Sunday, December 12, 2010

Army Scout - Billy Dixon




William "Billy" Dixon (September 25, 1850 – March 9, 1913) scouted the Texas Panhandle for the Army, hunted buffalo for the train companies, defended the Adobe Walls settlement against Indian attack with his legendary buffalo rifle, and was one of eight civilians in the history of the U.S. to receive the Medal of Honor.

Dixon was born in Ohio County, West Virginia on September 25, 1850 and was an orphan at age 12. He lived in Missouri until 1864. He worked in various capacities along the Missouri River until he started working as an mule skinner for the government.

He was a skilled marksman and occasionally scouted for Eastern excursionists brought by the railroads. In 1869, he joined a venture in hunting and trapping on the Saline River northwest of Fort Hays in Kansas.

He scouted Texas as far south as the Salt Fork of the Red River when the buffalo hunters moved into the Texas Panhandle in 1874. He and his group hunted along the Canadian River and its tributaries.

Dixon led the founders of Adobe Walls to the Texas Plains, where he knew buffalo were in abundance. The group of 28 men and one woman occupied the outpost of five buildings 15 miles northeast of Stinnett.

The outpost was attacked on June 27, 1874 by a band of 700 Indians, and that is when Dixon went into the history books for firing "The Shot of the Century."

The stand-off continued into a third day, when a group of Indians were noticed about a mile east of Adobe Walls. It is said that Dixon took aim with his Big 50 Sharps rifle and fired, knocking an Indian off his horse almost a mile away. The Indians then left the settlement alone. Commemorative "Billy Dixon" model reproduction Sharps rifles that supposedly recreate the specifications of Dixon's famous gun are still available today.

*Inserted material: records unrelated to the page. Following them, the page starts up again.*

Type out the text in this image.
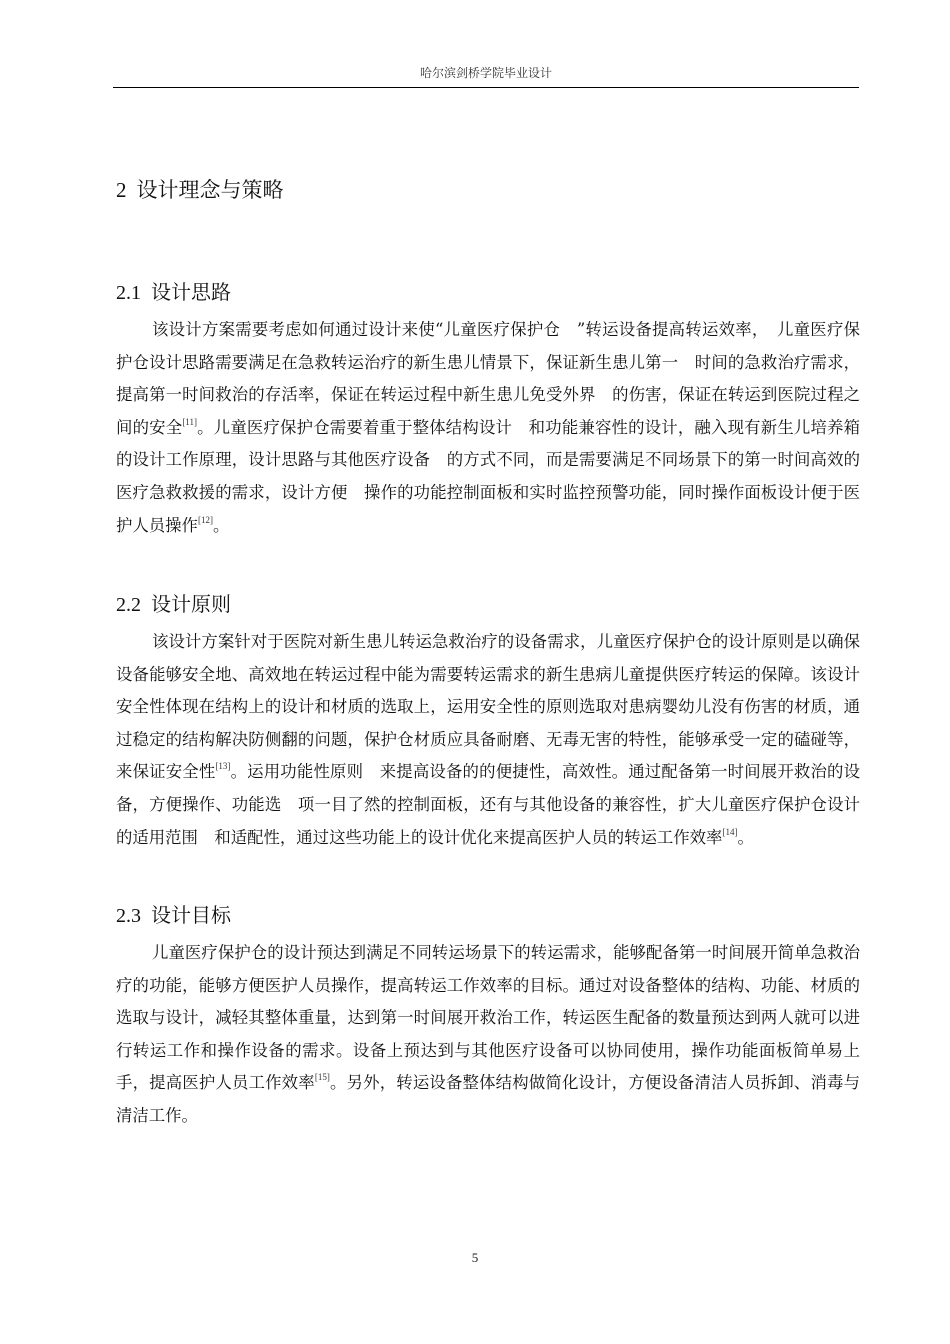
哈尔滨剑桥学院毕业设计
2 设计理念与策略
2.1 设计思路

该设计方案需要考虑如何通过设计来使“儿童医疗保护仓　”转运设备提高转运效率，　儿童医疗保护仓设计思路需要满足在急救转运治疗的新生患儿情景下，保证新生患儿第一　时间的急救治疗需求，提高第一时间救治的存活率，保证在转运过程中新生患儿免受外界　的伤害，保证在转运到医院过程之间的安全[11]。儿童医疗保护仓需要着重于整体结构设计　和功能兼容性的设计，融入现有新生儿培养箱的设计工作原理，设计思路与其他医疗设备　的方式不同，而是需要满足不同场景下的第一时间高效的医疗急救救援的需求，设计方便　操作的功能控制面板和实时监控预警功能，同时操作面板设计便于医护人员操作[12]。

2.2 设计原则

该设计方案针对于医院对新生患儿转运急救治疗的设备需求，儿童医疗保护仓的设计原则是以确保设备能够安全地、高效地在转运过程中能为需要转运需求的新生患病儿童提供医疗转运的保障。该设计安全性体现在结构上的设计和材质的选取上，运用安全性的原则选取对患病婴幼儿没有伤害的材质，通过稳定的结构解决防侧翻的问题，保护仓材质应具备耐磨、无毒无害的特性，能够承受一定的磕碰等，来保证安全性[13]。运用功能性原则　来提高设备的的便捷性，高效性。通过配备第一时间展开救治的设备，方便操作、功能选　项一目了然的控制面板，还有与其他设备的兼容性，扩大儿童医疗保护仓设计的适用范围　和适配性，通过这些功能上的设计优化来提高医护人员的转运工作效率[14]。

2.3 设计目标

儿童医疗保护仓的设计预达到满足不同转运场景下的转运需求，能够配备第一时间展开简单急救治疗的功能，能够方便医护人员操作，提高转运工作效率的目标。通过对设备整体的结构、功能、材质的选取与设计，减轻其整体重量，达到第一时间展开救治工作，转运医生配备的数量预达到两人就可以进行转运工作和操作设备的需求。设备上预达到与其他医疗设备可以协同使用，操作功能面板简单易上手，提高医护人员工作效率[15]。另外，转运设备整体结构做简化设计，方便设备清洁人员拆卸、消毒与清洁工作。

5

Billy Dixon quit buffalo hunting and, the following August, became an army scout. In September 1874, just three months after Adobe Walls, an army dispatch detail consisting of Billy Dixon, another scout Amos Chapman, and four troopers from the 6th Cavalry Regiment (United States) were surrounded and besieged by a large combined band of Kiowas and Comanches, in the Battle of Buffalo Wallow. They holed up in a buffalo wallow located in Hemphill County and, with accurate rifle fire, held off the Indians for an entire day. An extremely cold rainstorm that night discouraged the Indians, and they broke off the fight; every man in the detail was wounded and one trooper killed. For this action Billy Dixon, along with the other survivors of 'The Buffalo Wallow Fight', were awarded the Congressional Medal of Honor (for Gallantry in Battle). A Texas Historical Marker documents the battle site.


In 1883, Dixon returned to civilian life and built a home near the Adobe Walls site. He was postmaster there for 20 years and also was the first sheriff of Hutchinson County, Texas. He also served as state land commissioner and a justice of the peace.

In 1894, he married Olive King Dixon of Virginia and fathered seven children. They eventually moved to Oklahoma around 1906.

Dixon died from pneumonia at his Cimarron County homestead in 1913 and was buried in Texline. In 1929, his body was reinterred at Adobe Walls near where he stood when he first saw the Indians riding up the valley.